Dream on

When we dream the brain bursts into life, creating a mysterious alternate reality.

When we dream the brain bursts into life, creating a mysterious alternate reality. But scientists are no closer to agreeing why it does this than they were when it was still regarded as divine intervention.

We all dream, even those who insist they don’t dream, do. They just don’t happen to remember them. The average night’s sleep is described in terms of a cycle. It consists of five distinct stages but it is during the final stage – REM (rapid eye movement) sleep – that we actually experience the most vivid and memorable dreams.

The body is in a weird hinterland at this point; breathing becomes shallow and irregular, and limb muscles become temporarily paralysed and our eyes begin to jerk in various directions. The brain goes to great lengths to preserve this dream state, so external sounds like alarm clocks are often incorporated into the dream narrative, so as not to interrupt the flow.

No two people dream alike: a dream can last for a few seconds or nearly half an hour, with longer dreams occurring later on in the sleep cycle. Most people have between three or five dreams a night and unless you write down what you have dreamt as soon as you wake up, you are likely to forget it. Tests have shown that the brain is as active during REM sleep as if it was awake, but what is it doing?

William Dement is a pioneering sleep researcher and founder of the Sleep Research Centre at Stanford University in the US. He found that subjects who were deep in REM sleep demonstrated high levels of tension, anxiety and irritability, plus a lack of coordination and inability to concentrate when they were woken up. His conclusion was that dreaming was vital to cognitive health and wellbeing, even if he could not establish exactly how.

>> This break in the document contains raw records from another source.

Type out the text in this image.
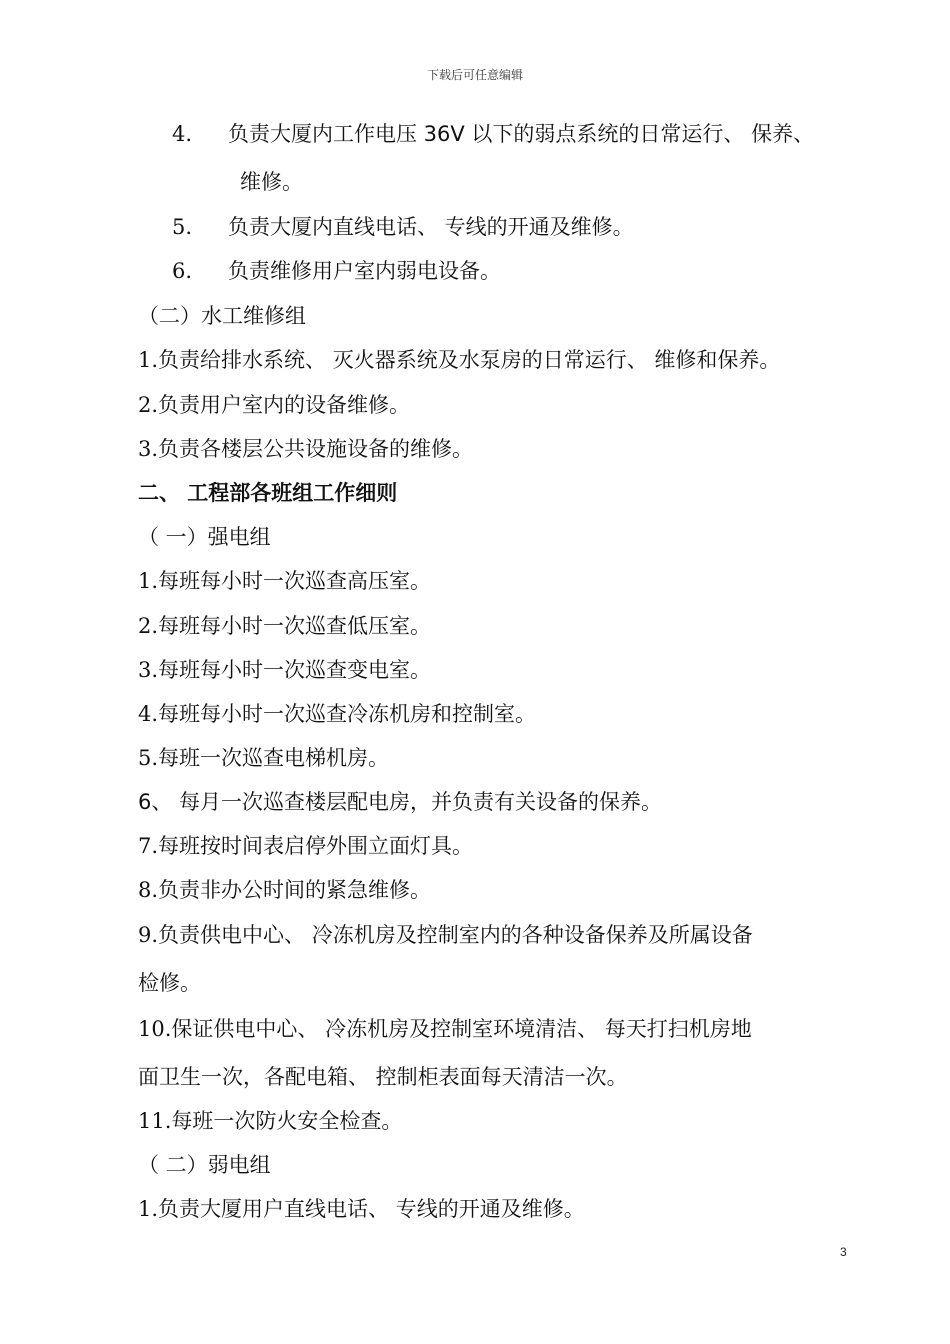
下载后可任意编辑
4. 负责大厦内工作电压 36V 以下的弱点系统的日常运行、 保养、
维修。
5. 负责大厦内直线电话、 专线的开通及维修。
6. 负责维修用户室内弱电设备。
（二）水工维修组
1.负责给排水系统、 灭火器系统及水泵房的日常运行、 维修和保养。
2.负责用户室内的设备维修。
3.负责各楼层公共设施设备的维修。
二、 工程部各班组工作细则
（ 一）强电组
1.每班每小时一次巡查高压室。
2.每班每小时一次巡查低压室。
3.每班每小时一次巡查变电室。
4.每班每小时一次巡查冷冻机房和控制室。
5.每班一次巡查电梯机房。
6、 每月一次巡查楼层配电房，并负责有关设备的保养。
7.每班按时间表启停外围立面灯具。
8.负责非办公时间的紧急维修。
9.负责供电中心、 冷冻机房及控制室内的各种设备保养及所属设备
检修。
10.保证供电中心、 冷冻机房及控制室环境清洁、 每天打扫机房地
面卫生一次，各配电箱、 控制柜表面每天清洁一次。
11.每班一次防火安全检查。
（ 二）弱电组
1.负责大厦用户直线电话、 专线的开通及维修。
3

Creativity and dreaming are often also connected: Paul McCartney composed the entire melody for the Beatles’ hit song Yesterday in a dream, replicating it quickly on his piano when he woke up. He even thought he may have accidentally copied someone else’s work since it came to him so fully formed.

Keeping a dream journal can not only help make sense of ideas produced during your sleep but also help you process strange details or emotions. Since dreams tend to fade quickly, writing down your recollections can help you notice any recurring themes that may be subconsciously affecting you. And who knows, maybe you’ll have your own brilliant idea.

In short, there is no real agreement about exactly what happens when we dream or the significance of dream narratives. But that could all be about to change. Japanese scientists claim they have developed software that can interpret what you’re dreaming about by measuring your brain activity while you sleep.

The scientists use a magnetic resonance imaging (MRI) scanning device to monitor brain activity and then feed the results into an algorithm that translates it, and reconstructs a dream narrative from it. The process is still in its infancy and rather hit and miss in terms of accuracy but researchers are claiming a 60 per cent success rate.

Your dreams could soon become reality, one way or another.